Как раз в этот миг гребцы стащили со сходен последний ящик с лекарствами и радостно затрещали, хлопая друг друга по спинам. На твёрдой земле их немного пошатывало. Хаэдранские нищие, расхаживая по порту с высокомерием лордов или вельмож из Минши, поглядывали на них снисходительно.
Сар-Ту гулко кашлянул в кулак — будто камень уронили в колодец — и кивнул.
— Да, Шун-Ди-Сан. Одно имя было, и я запомнил его для тебя. Риарт Каннерти. Мёртвый Риарт Каннерти. Они сказали: я должен следить, чтобы ты держался подальше от его сторонников и друзей. Чтобы гребцы не смели упоминать его — и чтобы в порту, если всё ещё будешь жив, ты не добрался до его знакомых. Наместник Велдакир — друг Светлейшего Совета, сказали они. А этот Каннерти-Го — враг наместника Велдакира, предатель своей присяги.
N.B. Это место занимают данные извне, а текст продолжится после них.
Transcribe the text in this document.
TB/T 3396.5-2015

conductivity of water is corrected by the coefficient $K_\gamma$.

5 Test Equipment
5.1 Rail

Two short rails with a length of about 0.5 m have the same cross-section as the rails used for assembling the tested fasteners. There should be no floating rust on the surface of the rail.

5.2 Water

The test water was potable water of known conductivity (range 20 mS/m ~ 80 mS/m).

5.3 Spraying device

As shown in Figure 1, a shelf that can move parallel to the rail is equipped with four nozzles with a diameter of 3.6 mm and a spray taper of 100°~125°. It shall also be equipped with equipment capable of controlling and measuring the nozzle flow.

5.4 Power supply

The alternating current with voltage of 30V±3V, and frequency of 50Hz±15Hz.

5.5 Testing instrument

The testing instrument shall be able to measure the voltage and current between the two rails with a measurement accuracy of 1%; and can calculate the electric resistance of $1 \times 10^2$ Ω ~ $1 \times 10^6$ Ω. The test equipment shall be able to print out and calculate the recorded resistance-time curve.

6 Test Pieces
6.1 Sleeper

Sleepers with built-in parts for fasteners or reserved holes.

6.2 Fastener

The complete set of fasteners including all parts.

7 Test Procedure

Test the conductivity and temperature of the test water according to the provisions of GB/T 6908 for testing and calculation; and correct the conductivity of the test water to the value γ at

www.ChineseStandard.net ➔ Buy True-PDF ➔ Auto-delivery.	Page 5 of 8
Враг порядка в Обетованном.
Шун-Ди всё-таки сложил руки и поклонился в пояс — как другу. Плащ мешал, но он понадеялся, что капитан и так угадает, сколько в его жесте было почтения и признательности.
— Как и я отныне, Сар-Ту… Но тебя я больше не втяну в это. Обещаю. Едва ли мы встретимся — если только не в Минши.
Сар-Ту моргнул и коснулся чёток — они висели у него на поясе, рядом с кинжалами.
— Прощай, Шун-Ди-Сан. Да хранит тебя милость Прародителя. Тебя и память о твоём отце.
ГЛАВА XIII
Сдавленное бормотание нараспев доносилось из-за двери:
— Аллунуэ. Са'аллунуэ, Индрис, тэ'арви?
Индрис что-то ответила (Уна смутно слышала её мягкое, размеренное мурлыканье), но слов нельзя было разобрать. Плеск воды и ледяные капли, время от времени попадавшие Уне на лицо и забиравшиеся под капюшон плаща, тоже этому не способствовали.
Со вчерашнего вечера, не прекращаясь, лил дождь — шумел, точно морские волны, свирепо вбивался в стены и крыши. Капли стучали по занозистым доскам конюшни, а из желобка хлестал непрерывный поток — желобок был слишком узким, чтобы противостоять такому напору. Долгих ливней никто не ждал, потому что лето выдалось сухим и жарким; но тут небо над Ти'аргом будто решилось вспомнить, что скоро осень, и напиталось чернотой, которая до сих пор не смогла излиться.